On Sunday, Porter said calls by the Australian Council of Social Services (Acoss) to increase the rate of Newstart lacked “imagination”.
But the Acoss chief executive, Cassandra Goldie, said the social security system was there to provide income required during unemployment.
She said on official figures, which count people as employed with an hour a week of paid work, there was one job for every four people who are out of work.
“Once you consider people who say they are not getting enough work, the figure is one job for every 10 people,” Goldie told Sky News.

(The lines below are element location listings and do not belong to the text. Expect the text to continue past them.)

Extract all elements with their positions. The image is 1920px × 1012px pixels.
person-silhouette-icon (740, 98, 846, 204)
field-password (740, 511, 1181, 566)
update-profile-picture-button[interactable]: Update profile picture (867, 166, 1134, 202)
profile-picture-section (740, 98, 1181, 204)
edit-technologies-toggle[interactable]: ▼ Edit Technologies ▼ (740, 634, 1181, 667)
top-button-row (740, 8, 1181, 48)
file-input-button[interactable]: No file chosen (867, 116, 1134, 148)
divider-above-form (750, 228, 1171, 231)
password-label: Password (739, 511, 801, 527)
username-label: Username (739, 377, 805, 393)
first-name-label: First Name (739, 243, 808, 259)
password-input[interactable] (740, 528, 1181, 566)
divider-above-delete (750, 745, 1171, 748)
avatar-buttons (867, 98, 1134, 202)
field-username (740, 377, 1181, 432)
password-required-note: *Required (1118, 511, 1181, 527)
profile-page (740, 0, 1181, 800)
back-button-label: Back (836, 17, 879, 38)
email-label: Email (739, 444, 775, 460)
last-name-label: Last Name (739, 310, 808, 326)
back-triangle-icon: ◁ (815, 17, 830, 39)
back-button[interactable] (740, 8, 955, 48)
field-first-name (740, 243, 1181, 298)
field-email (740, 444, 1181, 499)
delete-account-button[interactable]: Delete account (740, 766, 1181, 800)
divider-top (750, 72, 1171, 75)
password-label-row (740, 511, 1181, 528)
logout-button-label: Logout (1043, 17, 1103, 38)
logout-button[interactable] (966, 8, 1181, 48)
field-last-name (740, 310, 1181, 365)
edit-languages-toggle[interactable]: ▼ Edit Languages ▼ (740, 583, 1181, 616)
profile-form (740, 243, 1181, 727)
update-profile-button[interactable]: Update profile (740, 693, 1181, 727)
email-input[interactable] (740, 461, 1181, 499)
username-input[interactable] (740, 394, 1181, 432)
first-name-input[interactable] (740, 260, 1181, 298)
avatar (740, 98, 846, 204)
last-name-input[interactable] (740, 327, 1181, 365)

She said Porter’s decision to fund the $96m Try, Test, Learn Fund in the last budget was “a drop in the ocean” to replace the $1.5bn cut from community support services since 2014, much of which was focused on early intervention for job seekers.
Goldie rejected the idea that welfare recipients were passive when it came to taking income support payments.
“If you are receiving the employment payment, you are obliged to apply for one job a day in order to receive income support,” she said.
“You’ve got to get out 20 job applications in a fortnight as well as attending all sorts of interviews with employment services … there is a huge amount of compliance. We need to ensure people who are locked out of paid work are not falling into destitution.
Supplementary payments include:
  • Family tax benefit: maximum rate $182.84 (max rate of FTB part A per fortnight per child aged 0-12)
  • Pharmaceutical allowance: $6.20 a fortnight
  • Rent assistance: max payment $130.60 fortnight
  • Telephone allowance: basic rate (single or couple combined) $28.20 (amount a quarter)
  • Carer allowance: $123.50 a fortnight when providing care for a person 16 years or over.
  • Approved program of work supplement – $20.80 a fortnight.
  • Remote area allowance: single $18.20 a fortnight
  • Language literacy and numeracy supplement: $20.80 a fortnight.
  • Mobility allowance: $20.80 a fortnight.
  • Pensioner education supplement (plans to abolish): $62.40 a fortnight.